How do you think agile practices have transformed companies over the past two years?
This is a two-fold consideration. For early majority companies, the shift was either toward product development rather than project management. This means a more user-centric approach and a focus on discovery over delivery. The principles of feedback, adaptation, and collaboration with the client fit perfectly with this goal. For these companies, the move may be toward so-called agile at scale. It helps a lot to spread the transformation from teams to agile teams. On the other hand, it's not always convergent with a product approach when teams lose a part of their autonomy in backlog management. Similarly, because the agile framework is reaching the organizational level, the focus shifts from 2-week cycles to 2-month cycles, slowing down the feedback loop. For late majority companies, they enjoy the incremental approach with more frequent milestones and appreciate less risky project management, with schedules and budgets more under control. Having so many agile early majority companies as examples helps them adopt this new way of working. However, these companies often struggle to give real autonomy to the teams, as it's not part of their culture.
What successful cases of agile transformations have you had the opportunity to observe that have particularly stood out to you?
I was lucky enough to be part of several agile transformations. My top three cases are: Early in my agile journey, I embraced Extreme Programming with my team in a financial organization. We mostly did it under the radar, because at that time agile development was mostly unknown in France or considered as a non-serious geek practice. We dramatically shrank the delivery time of new pricings; the traders enjoyed that a lot and, in some cases, adapted their own practices to take advantage of it. In a 100+ year-old SMB company, we moved to agile at the organizational level. It was a huge cultural challenge, spreading to sales, scientific, and marketing departments, for instance. In the end, we delivered new products and reached new markets we hadn't imagined a few years before. My third case is also the largest one, in the energy industry, on a multi-billion euro project. The sense of urgency was through the roof, with deadlines considered unreachable when I came aboard. Unlike transformation plans that last months or even years, we did it very fast—less than one month for several hundred people. We learned a few important lessons: keep the organization and process as simple as possible and be bold about it. Basic practices have the most profound effects. Finally, the success of an agile transformation relies on people more than anything else.
Will agile practices continue to generate interest? What challenges do you see in the context of deploying these practices?
Agile, in general, is much less of a topic than it used to be. By itself, this is a good thing because agile is a means, not the goal. Organizations tend to focus on the product side, on usage and impact, which is good. The drawback is, unfortunately, much less attention to agile practices. The words still stick, but User Stories may look like tasks, continuous integration is sometimes not so continuous, and test-driven development gives way to ad hoc after-the-fact testing.
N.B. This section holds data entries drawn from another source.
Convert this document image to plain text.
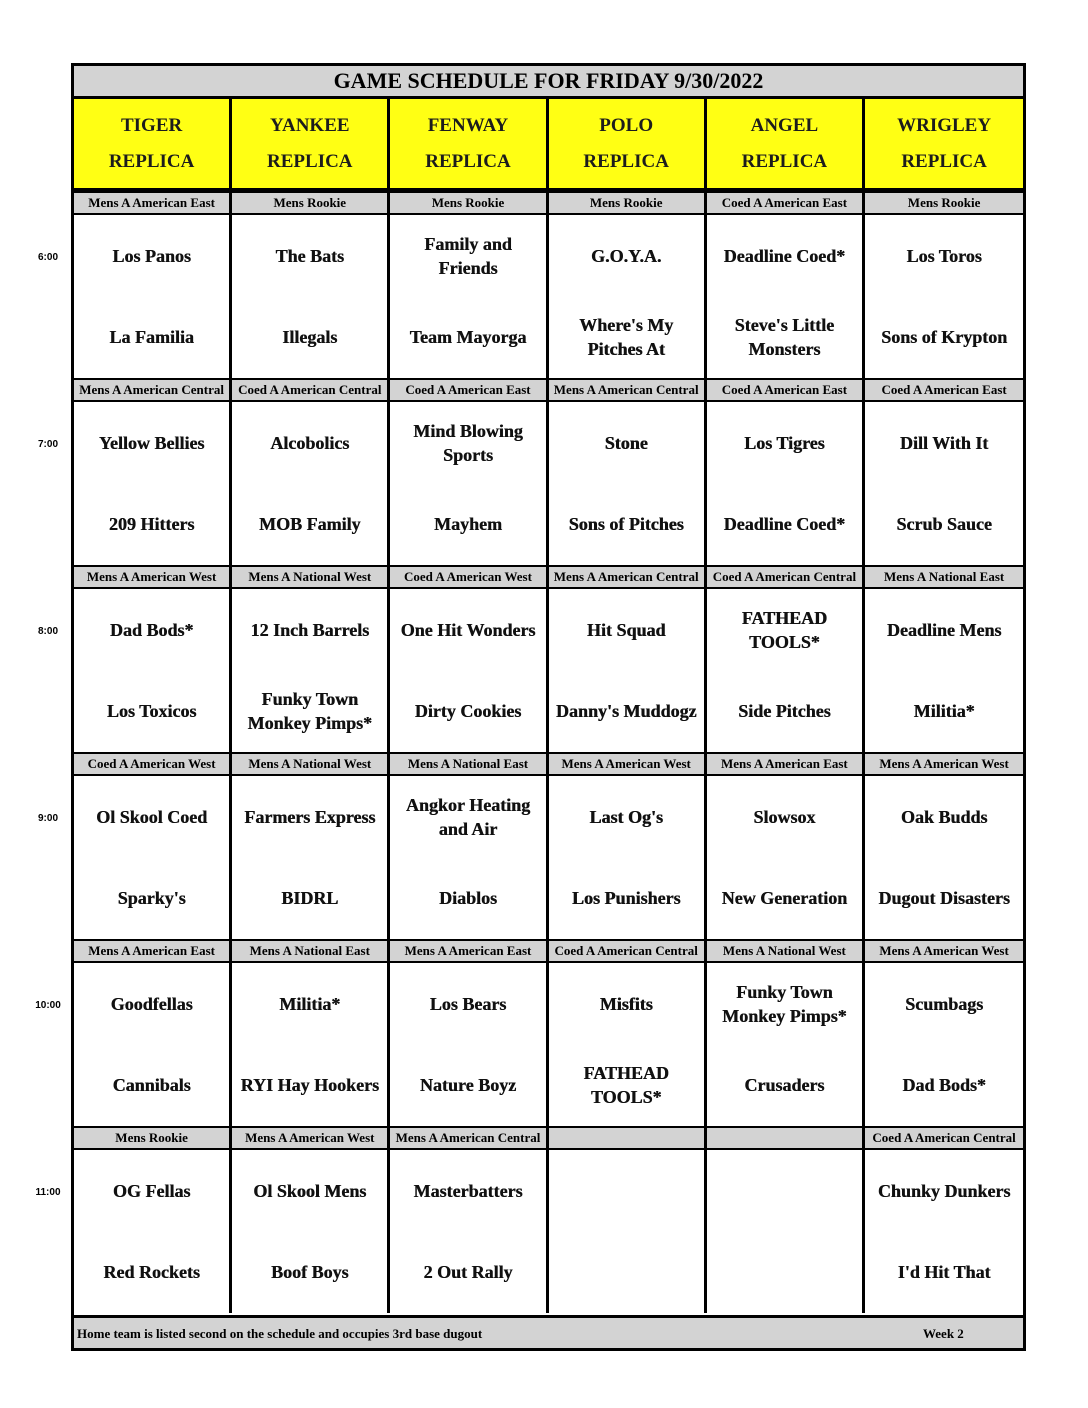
6:00
7:00
8:00
9:00
10:00
11:00
GAME SCHEDULE FOR FRIDAY 9/30/2022
TIGER
REPLICA
YANKEE
REPLICA
FENWAY
REPLICA
POLO
REPLICA
ANGEL
REPLICA
WRIGLEY
REPLICA
Mens A American East
Los Panos
La Familia
Mens Rookie
The Bats
Illegals
Mens Rookie
Family and Friends
Team Mayorga
Mens Rookie
G.O.Y.A.
Where's My Pitches At
Coed A American East
Deadline Coed*
Steve's Little Monsters
Mens Rookie
Los Toros
Sons of Krypton
Mens A American Central
Yellow Bellies
209 Hitters
Coed A American Central
Alcobolics
MOB Family
Coed A American East
Mind Blowing Sports
Mayhem
Mens A American Central
Stone
Sons of Pitches
Coed A American East
Los Tigres
Deadline Coed*
Coed A American East
Dill With It
Scrub Sauce
Mens A American West
Dad Bods*
Los Toxicos
Mens A National West
12 Inch Barrels
Funky Town Monkey Pimps*
Coed A American West
One Hit Wonders
Dirty Cookies
Mens A American Central
Hit Squad
Danny's Muddogz
Coed A American Central
FATHEAD TOOLS*
Side Pitches
Mens A National East
Deadline Mens
Militia*
Coed A American West
Ol Skool Coed
Sparky's
Mens A National West
Farmers Express
BIDRL
Mens A National East
Angkor Heating and Air
Diablos
Mens A American West
Last Og's
Los Punishers
Mens A American East
Slowsox
New Generation
Mens A American West
Oak Budds
Dugout Disasters
Mens A American East
Goodfellas
Cannibals
Mens A National East
Militia*
RYI Hay Hookers
Mens A American East
Los Bears
Nature Boyz
Coed A American Central
Misfits
FATHEAD TOOLS*
Mens A National West
Funky Town Monkey Pimps*
Crusaders
Mens A American West
Scumbags
Dad Bods*
Mens Rookie
OG Fellas
Red Rockets
Mens A American West
Ol Skool Mens
Boof Boys
Mens A American Central
Masterbatters
2 Out Rally
Coed A American Central
Chunky Dunkers
I'd Hit That
Home team is listed second on the schedule and occupies 3rd base dugout	Week 2
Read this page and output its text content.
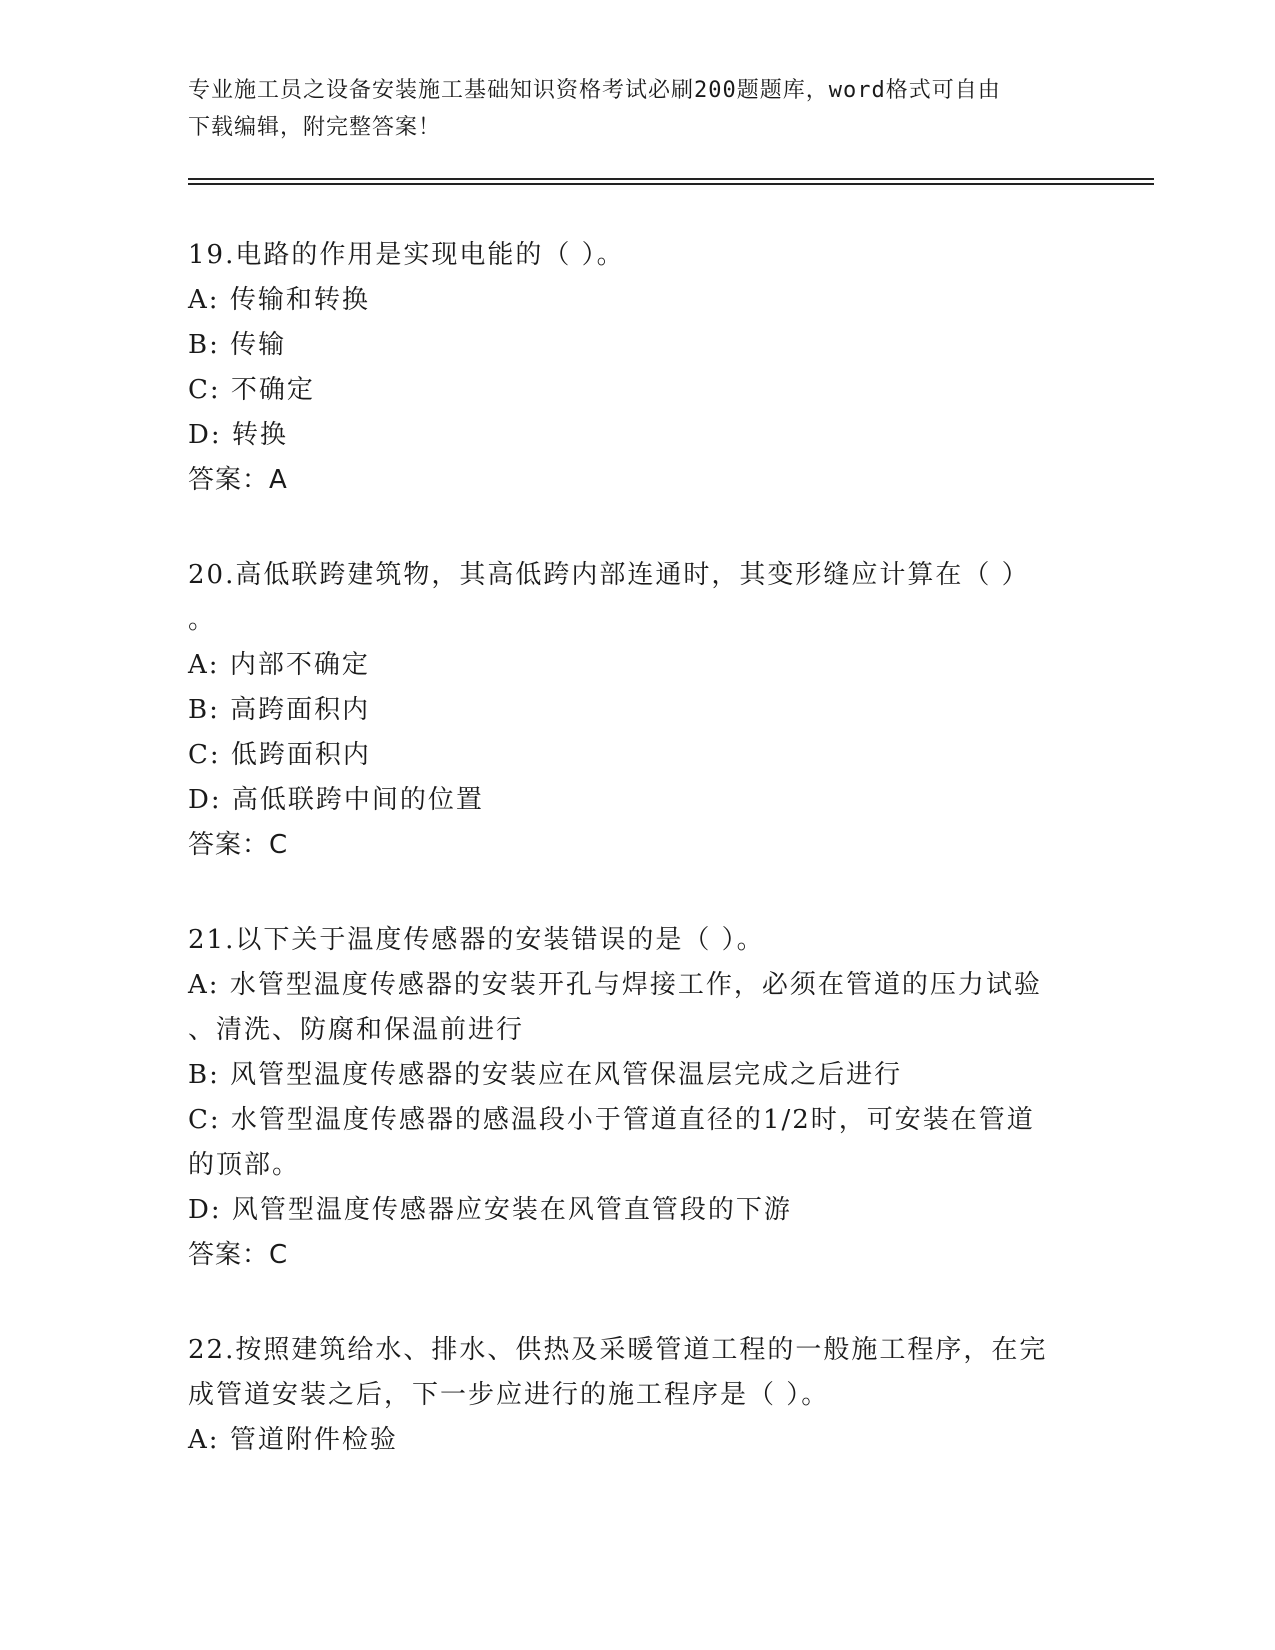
专业施工员之设备安装施工基础知识资格考试必刷200题题库，word格式可自由
下载编辑，附完整答案！
19.电路的作用是实现电能的（ ）。
A: 传输和转换
B: 传输
C: 不确定
D: 转换
答案：A
20.高低联跨建筑物，其高低跨内部连通时，其变形缝应计算在（ ）
。
A: 内部不确定
B: 高跨面积内
C: 低跨面积内
D: 高低联跨中间的位置
答案：C
21.以下关于温度传感器的安装错误的是（ ）。
A: 水管型温度传感器的安装开孔与焊接工作，必须在管道的压力试验
、清洗、防腐和保温前进行
B: 风管型温度传感器的安装应在风管保温层完成之后进行
C: 水管型温度传感器的感温段小于管道直径的1/2时，可安装在管道
的顶部。
D: 风管型温度传感器应安装在风管直管段的下游
答案：C
22.按照建筑给水、排水、供热及采暖管道工程的一般施工程序，在完
成管道安装之后，下一步应进行的施工程序是（ ）。
A: 管道附件检验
Generating interest in excellence in these basic, impactful but not very directly rewarding practices is much harder with the late majority population than it was for the early adopters. The latter were naturally motivated, curious, and seeking excellence and continuous improvement. The former are looking for management approval but rarely for excellence and improvement for themselves. We now face the challenge of generating interest, motivation, and willingness to engage with agile practices in the right way. Mastering them is fun, and a significant part of our job today is to help product teams see it that way.